The slice was pleasant to eat, and the flavours of dates, coconut and sesame seeds blended together well, but the amount of ground ginger used was hardly noticeable! The slice was more like a cookie in texture, but that made it a bit too dry for it's depth. Unfortunately, this wasn't something I'll be rushing to make again, although it might have worked better as a bar cookie, cooked in a larger baking tin, or even chilled and rolled into balls of dough to make conventional cookies.

AlphaBakes is co-hosted by Ros, at The More Than Occasional Baker and Caroline at Caroline Makes, who is this month's host. The basic idea is to use the chosen letter as the first letter of a major ingredient or part of the name of the dish which is made eg T is for Tiger Bread, or in my case, T is for Tahini. Full rules can be found here.

Sunday, 15 May 2011

Halva Flapjacks

This Dan Lepard recipe for flapjacks using tahini and condensed milk had a mixed reception. Hubs and I both really liked it, but I had made it primarily for FB's lunchboxes, and she didn't like it one bit! Which left us with a lot to eat, when we are both watching our waistlines, in a bid to stop further expansion. FB is not happy with lots of nuts, and, although I used mixed seeds instead of the nuts in the recipe, to her, the combination of tahini and the seeds tasted 'too nutty'.
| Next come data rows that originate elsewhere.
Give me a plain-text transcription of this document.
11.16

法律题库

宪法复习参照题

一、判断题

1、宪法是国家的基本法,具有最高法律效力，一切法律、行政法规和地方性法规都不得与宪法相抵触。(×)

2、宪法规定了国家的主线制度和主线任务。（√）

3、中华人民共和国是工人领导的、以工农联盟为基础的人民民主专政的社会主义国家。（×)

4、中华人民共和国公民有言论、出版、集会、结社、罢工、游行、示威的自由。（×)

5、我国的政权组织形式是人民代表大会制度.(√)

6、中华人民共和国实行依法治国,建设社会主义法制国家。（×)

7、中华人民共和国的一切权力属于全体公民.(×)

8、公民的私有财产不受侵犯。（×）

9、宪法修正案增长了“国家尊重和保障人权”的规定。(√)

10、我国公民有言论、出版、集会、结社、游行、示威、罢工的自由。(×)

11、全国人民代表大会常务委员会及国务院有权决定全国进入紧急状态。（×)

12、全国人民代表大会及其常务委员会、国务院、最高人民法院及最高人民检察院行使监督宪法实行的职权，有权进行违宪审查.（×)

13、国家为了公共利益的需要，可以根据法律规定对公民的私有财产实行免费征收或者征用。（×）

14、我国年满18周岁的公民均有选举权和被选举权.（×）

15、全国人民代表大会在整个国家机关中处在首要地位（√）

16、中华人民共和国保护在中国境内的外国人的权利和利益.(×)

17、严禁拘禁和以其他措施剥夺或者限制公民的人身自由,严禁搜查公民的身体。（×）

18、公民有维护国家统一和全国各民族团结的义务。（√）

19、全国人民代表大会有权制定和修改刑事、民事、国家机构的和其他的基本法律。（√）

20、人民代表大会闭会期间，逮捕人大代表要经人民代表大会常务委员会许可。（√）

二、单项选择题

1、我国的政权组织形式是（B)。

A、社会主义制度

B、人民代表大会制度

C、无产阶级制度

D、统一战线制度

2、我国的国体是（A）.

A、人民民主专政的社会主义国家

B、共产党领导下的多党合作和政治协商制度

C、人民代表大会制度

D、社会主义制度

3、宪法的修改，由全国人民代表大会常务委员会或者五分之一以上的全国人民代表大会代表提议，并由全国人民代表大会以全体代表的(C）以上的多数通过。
The point of using the tahini, if you look at the link, is to reduce the amount of butter used, but there is still an awful lot of sugar in this recipe - so it's not for the calorie conscious! As usual, I made a few changes to the recipe, out of necessity - to replace the walnuts I used 50g each of pumpkin and sunflower seeds, and in place of 100g dates I used a mix of equal parts of dates, sultanas and cranberries. I used the full amount of oats mentioned and baked the flapjack in a 20cm tin, but think a slightly larger one would have been better - perhaps 22cm.

As I said, Hubs and I really liked this flapjack - the basic flavour was exactly like the sesame halva which my mother-in-law used to put in food parcels when she visited us*, with the added bonus of more textures and flavours from the oats, dried fruits and seeds. The fudginess produced by the tahini, sugars, butter and condensed milk makes these much different to most flapjacks

* My nominally Jewish MIL, with whom I had a very good relationship, was a fantastic cook and inspired me to cook properly when Hubs and I first married. She insisted on giving food parcels on visits - some delightful goodies like smoked salmon, salami, halva, biscuits and homemade cheesecake, but also nasty chocolates imported from Israel and manky over ripe fruit bought cheap at her local markets. We had to thank her nicely, wait until she had gone, and then ruthlessly throw a lot of the stuff away!